RNA + Wissen [fr]

Der Bauplan des Lebens

Die Grundlage des Lebens in seiner einfachsten Form besteht aus vier Komponenten: DNA, RNA, Proteine und Lipide. DNA und RNA sind Nukleinsäuren (DNA = Deoxyribonucleic Acid / RNA = Ribonucleic Acid) und kommen in den Zellen aller lebenden Organismen vor. Die Aufgabe der Nukleinsäuren ist es, die genetische Information zu speichern und diese weiterzugeben.

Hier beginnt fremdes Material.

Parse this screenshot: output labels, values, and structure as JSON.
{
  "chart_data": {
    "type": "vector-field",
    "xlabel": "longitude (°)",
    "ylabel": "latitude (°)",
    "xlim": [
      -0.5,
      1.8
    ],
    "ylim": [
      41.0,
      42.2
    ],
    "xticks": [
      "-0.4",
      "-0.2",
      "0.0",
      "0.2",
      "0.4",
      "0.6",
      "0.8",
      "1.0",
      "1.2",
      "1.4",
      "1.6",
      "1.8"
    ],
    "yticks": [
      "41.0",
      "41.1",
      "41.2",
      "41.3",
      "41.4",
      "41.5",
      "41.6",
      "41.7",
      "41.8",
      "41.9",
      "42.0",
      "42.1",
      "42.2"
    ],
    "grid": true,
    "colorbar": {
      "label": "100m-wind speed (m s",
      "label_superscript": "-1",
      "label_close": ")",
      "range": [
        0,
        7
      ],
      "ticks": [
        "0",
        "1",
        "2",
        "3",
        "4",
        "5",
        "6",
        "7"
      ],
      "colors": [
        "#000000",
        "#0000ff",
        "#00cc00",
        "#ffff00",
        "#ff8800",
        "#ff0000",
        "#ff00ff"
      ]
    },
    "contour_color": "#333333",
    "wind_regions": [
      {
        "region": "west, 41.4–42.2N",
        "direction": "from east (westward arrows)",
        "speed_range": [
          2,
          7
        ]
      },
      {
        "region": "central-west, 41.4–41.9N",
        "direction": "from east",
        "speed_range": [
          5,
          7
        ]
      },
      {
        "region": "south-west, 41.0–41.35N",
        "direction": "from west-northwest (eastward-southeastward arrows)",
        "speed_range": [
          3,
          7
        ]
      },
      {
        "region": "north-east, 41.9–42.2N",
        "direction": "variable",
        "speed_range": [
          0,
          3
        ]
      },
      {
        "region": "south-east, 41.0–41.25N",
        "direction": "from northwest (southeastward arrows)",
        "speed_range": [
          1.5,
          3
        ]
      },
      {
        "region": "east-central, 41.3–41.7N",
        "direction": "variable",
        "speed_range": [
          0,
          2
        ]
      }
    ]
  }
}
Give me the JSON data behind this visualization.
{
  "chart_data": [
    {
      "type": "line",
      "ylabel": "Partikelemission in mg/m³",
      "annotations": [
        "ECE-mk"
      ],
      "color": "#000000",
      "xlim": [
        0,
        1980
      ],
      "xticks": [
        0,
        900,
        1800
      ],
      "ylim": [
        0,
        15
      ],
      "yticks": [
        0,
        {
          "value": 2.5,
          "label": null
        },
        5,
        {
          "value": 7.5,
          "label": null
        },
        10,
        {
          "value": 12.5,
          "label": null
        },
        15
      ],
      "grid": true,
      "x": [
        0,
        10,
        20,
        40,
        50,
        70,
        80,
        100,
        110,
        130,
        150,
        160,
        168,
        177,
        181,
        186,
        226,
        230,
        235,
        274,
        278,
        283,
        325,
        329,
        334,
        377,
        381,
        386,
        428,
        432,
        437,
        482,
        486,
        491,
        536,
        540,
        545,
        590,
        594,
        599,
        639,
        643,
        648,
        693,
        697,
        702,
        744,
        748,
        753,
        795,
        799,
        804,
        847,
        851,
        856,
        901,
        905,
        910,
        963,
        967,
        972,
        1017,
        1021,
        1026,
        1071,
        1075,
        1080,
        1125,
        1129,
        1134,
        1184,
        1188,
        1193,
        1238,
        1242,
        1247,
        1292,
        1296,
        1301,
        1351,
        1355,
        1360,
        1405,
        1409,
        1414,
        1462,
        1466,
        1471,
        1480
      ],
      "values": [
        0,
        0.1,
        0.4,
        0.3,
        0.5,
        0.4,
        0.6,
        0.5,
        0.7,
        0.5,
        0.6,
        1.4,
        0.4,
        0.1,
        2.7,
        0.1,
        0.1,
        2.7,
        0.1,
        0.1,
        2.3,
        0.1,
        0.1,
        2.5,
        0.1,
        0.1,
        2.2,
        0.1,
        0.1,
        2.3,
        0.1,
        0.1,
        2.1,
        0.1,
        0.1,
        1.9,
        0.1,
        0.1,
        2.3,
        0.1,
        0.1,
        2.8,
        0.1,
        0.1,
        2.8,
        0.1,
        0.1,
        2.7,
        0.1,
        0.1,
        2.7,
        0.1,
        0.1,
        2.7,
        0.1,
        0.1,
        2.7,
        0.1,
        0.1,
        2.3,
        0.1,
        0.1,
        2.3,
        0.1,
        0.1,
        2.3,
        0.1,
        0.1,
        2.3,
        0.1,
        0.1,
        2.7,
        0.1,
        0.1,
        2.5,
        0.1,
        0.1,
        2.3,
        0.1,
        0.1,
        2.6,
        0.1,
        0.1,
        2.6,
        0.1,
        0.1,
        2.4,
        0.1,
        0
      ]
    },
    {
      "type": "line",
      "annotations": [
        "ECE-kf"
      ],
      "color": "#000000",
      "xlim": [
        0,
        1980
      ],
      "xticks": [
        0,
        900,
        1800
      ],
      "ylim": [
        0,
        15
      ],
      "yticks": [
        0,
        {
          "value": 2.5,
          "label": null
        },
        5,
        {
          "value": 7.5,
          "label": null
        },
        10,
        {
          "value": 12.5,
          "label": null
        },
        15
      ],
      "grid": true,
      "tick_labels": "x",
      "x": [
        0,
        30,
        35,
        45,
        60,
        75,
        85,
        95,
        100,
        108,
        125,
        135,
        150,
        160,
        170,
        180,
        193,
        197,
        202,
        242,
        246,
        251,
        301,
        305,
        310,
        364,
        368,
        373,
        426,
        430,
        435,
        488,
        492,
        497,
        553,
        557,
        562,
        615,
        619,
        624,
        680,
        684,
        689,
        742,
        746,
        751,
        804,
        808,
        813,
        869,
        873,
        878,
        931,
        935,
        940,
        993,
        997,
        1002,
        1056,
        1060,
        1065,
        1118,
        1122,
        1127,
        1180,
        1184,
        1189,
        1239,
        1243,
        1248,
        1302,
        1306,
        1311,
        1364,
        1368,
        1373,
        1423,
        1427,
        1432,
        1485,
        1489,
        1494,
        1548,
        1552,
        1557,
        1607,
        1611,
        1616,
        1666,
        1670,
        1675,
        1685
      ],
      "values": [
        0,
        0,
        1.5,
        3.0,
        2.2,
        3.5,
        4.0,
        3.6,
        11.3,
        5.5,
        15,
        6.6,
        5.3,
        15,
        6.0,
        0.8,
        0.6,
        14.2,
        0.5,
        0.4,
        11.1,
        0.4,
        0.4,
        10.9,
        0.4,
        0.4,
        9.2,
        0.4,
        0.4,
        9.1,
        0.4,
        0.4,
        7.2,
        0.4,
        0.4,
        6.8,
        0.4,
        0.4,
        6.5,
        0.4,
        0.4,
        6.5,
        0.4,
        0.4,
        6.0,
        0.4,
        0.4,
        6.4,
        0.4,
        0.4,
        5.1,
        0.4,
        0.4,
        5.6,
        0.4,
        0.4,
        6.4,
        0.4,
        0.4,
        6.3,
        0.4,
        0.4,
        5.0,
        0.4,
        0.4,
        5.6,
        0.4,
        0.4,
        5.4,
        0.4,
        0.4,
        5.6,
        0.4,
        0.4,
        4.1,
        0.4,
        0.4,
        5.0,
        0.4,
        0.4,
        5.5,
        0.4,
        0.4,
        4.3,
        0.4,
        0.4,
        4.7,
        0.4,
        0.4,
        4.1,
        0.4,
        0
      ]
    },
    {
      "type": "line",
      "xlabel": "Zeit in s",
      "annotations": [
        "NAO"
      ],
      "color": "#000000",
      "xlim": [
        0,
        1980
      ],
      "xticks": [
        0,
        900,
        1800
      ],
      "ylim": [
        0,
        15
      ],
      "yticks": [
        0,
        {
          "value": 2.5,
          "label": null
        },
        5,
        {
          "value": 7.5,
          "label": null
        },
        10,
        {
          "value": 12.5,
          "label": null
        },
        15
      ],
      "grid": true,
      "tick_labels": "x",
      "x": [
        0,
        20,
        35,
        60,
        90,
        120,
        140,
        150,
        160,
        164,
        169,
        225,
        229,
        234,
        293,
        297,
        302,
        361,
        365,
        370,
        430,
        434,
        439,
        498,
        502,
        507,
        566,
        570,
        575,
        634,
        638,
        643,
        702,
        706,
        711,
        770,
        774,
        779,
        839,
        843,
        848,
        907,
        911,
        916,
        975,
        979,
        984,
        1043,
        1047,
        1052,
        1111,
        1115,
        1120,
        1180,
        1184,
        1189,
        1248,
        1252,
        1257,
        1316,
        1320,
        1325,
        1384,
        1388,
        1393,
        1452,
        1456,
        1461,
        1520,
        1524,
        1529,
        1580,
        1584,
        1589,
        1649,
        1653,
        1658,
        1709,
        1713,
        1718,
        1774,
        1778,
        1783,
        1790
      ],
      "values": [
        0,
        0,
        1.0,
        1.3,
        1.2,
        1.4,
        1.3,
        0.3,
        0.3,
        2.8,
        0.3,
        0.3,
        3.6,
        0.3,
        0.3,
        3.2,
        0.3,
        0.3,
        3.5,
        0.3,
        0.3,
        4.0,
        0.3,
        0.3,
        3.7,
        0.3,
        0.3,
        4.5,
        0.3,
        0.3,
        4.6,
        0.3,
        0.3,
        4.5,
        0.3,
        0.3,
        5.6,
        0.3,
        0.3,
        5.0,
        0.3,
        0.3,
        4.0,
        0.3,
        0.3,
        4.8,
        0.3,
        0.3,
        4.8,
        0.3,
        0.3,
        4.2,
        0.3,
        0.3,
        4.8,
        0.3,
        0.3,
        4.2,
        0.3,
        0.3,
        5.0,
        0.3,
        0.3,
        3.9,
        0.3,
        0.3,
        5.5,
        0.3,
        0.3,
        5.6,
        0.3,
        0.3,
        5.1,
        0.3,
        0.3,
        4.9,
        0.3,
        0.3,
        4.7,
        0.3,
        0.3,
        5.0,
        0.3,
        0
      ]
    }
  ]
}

Proteine sind Eiweissmoleküle und zählen zu den sogenannte Makromoleküle. Proteine führen alle wichtigen Funktionen in unserem Körper aus – als Enzyme, Rezeptoren, Antikörper oder als Bausteine für Haut, Haare, Bindegewebe, Muskeln und Knochen. Der Bauplan für die lebenswichtigen Eiweissmoleküle ist abgelegt im Zellkern in Form von DNA. Die DNA kann aber selbst nichts bauen, sie ist nur der Informationsspeicher. Um Proteine herzustellen, wird der Bauplan in der DNA zunächst in ein anderes Makromolekül kopiert, die RNA. Diese wird aus dem Zellkern heraus zu den Stätten der Proteinproduktion, den Ribosomen, transportiert. Die Ribosomen lesen die RNA Sequenz und stellen gemäss diesem Bauplan neue Proteinmoleküle her.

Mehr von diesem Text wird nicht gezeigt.